Isotopic constraints on growth conditions of multiphase calcite-pyrite-barite concretions in Carboniferous mudstones

摘要

Carbonate concretions in the Lower Carboniferous Caton Shale Formation contain diagenetic pyrite, calcite and barite in the concretion matrix or in different generations of septarian fissures. Pyrite was formed by sulphate reduction throughout the sediment before concretionary growth, then continued to form mainly in the concretion centres. The septarian calcites show a continuous isotopic trend from δ~(13)C = -28.7‰ PDB and δ~(18)O = -1.6‰ PDB through to δ~(13)C = -6.9‰ PDB and δ~(18)O = -14.6‰ PDB. This trend arises from (1) a carbonate source initially from sulphate reduction, to which was added increasing contributions of methanogenic carbonate; and (2) burial/temperature effects or the addition of isotopically light oxygen from meteoric water. The concretionary matrix carbonates must have at least partially predated the earliest septarian cements, and thus used the same carbonate sources. Consequently, their isotopic composition (δ~(13)C = -12.0 to -10.1‰ PDB and δ~(18)O = -5.7 to -5.6‰ PDB) can only result from mixing a carbonate cement derived from sulphate reduction with cements containing increasing proportions of carbonate from methanogenesis and, directly or indirectly, also from skeletal carbonate. Concretionary growth was therefore pervasive, with cements being added progressively throughout the concretion body during growth. The concretions contain barite in the concretion matrix and in septarian fissures.

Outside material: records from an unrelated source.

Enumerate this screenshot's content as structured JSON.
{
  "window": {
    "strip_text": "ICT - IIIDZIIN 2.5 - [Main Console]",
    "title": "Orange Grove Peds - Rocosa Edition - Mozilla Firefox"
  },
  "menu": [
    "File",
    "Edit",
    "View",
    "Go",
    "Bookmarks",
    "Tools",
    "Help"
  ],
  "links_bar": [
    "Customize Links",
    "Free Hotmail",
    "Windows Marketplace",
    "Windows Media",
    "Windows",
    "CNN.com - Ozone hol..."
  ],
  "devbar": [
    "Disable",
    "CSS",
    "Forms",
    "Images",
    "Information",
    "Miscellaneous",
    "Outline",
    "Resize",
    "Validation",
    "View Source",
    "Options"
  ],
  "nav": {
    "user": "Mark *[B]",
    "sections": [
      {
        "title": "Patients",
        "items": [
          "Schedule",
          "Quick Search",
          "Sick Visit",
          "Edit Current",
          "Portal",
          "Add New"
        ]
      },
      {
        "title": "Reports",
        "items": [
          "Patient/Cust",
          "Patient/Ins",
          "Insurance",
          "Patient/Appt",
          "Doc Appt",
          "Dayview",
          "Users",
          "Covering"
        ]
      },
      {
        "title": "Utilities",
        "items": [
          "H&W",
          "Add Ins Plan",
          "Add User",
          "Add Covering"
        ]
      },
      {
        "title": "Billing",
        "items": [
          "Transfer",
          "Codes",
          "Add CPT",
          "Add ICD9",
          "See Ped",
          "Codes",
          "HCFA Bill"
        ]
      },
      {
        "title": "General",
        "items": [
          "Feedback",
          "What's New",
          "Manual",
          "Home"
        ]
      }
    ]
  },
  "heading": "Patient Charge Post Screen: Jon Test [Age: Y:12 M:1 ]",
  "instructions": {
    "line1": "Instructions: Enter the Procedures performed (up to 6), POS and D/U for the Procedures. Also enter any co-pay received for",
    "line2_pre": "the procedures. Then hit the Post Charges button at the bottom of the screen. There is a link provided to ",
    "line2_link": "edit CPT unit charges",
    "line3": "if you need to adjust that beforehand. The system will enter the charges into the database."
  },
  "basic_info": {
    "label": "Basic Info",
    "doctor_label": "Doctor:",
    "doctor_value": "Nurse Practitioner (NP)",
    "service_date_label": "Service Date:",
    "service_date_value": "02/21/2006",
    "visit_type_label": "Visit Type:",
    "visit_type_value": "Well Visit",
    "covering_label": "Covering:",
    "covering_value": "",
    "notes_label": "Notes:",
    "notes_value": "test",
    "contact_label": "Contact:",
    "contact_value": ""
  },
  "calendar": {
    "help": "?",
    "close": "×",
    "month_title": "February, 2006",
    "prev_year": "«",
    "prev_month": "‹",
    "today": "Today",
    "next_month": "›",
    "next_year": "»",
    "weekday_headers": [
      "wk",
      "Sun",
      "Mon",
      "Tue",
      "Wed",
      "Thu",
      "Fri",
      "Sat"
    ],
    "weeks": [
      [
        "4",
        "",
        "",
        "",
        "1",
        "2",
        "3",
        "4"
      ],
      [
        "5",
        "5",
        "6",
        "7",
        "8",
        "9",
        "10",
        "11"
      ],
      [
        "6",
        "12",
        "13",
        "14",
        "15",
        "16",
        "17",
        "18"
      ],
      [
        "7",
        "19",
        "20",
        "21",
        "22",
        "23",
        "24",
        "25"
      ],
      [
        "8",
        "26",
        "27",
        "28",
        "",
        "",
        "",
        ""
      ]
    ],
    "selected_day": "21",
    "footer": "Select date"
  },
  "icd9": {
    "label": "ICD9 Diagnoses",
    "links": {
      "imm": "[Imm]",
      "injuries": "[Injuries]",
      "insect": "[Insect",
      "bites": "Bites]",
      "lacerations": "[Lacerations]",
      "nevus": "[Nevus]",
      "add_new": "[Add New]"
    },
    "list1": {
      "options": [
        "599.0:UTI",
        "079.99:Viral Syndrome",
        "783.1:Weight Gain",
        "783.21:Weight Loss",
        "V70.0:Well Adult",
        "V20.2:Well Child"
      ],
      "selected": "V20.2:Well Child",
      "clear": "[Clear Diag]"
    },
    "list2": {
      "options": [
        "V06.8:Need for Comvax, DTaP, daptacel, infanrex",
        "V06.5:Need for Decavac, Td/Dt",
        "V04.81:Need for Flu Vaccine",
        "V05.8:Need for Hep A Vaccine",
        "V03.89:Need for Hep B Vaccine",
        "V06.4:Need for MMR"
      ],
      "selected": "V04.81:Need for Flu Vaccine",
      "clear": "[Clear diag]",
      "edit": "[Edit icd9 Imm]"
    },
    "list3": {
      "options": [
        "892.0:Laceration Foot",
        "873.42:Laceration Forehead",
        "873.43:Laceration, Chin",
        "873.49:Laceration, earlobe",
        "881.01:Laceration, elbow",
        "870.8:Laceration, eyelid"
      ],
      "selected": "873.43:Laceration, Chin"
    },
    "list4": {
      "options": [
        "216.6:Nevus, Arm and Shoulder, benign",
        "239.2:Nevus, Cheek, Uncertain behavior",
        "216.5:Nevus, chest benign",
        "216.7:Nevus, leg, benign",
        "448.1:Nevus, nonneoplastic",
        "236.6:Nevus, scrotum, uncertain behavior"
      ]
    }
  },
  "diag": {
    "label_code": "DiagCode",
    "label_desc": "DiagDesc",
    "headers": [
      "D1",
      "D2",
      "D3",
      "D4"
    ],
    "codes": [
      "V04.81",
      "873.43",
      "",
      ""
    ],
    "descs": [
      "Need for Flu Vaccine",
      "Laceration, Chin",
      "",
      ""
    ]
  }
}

Barite in the earlier matrix phase has an isotopic composition (δ~(34)S = +24.8‰ CDT and δ~(18)O = +16.4‰ SMOW), indicating formation from near-surface, sulphate-depleted porewaters. Barites in the later septarian phase have unusual isotopic compositions (δ~(34)S = +6 to +11‰ CDT and δ~(18)O = +8 to +11‰ SMOW), which require the late addition of isotopically light sulphate to the porewaters, either from anoxic sulphide oxidation (using ferric iron) or from sulphate dissolved in meteoric water. Carbon isotope and biomarker data indicate that oil trapped within septarian fissures was derived from the maturation of kerogen in the enclosing sediments.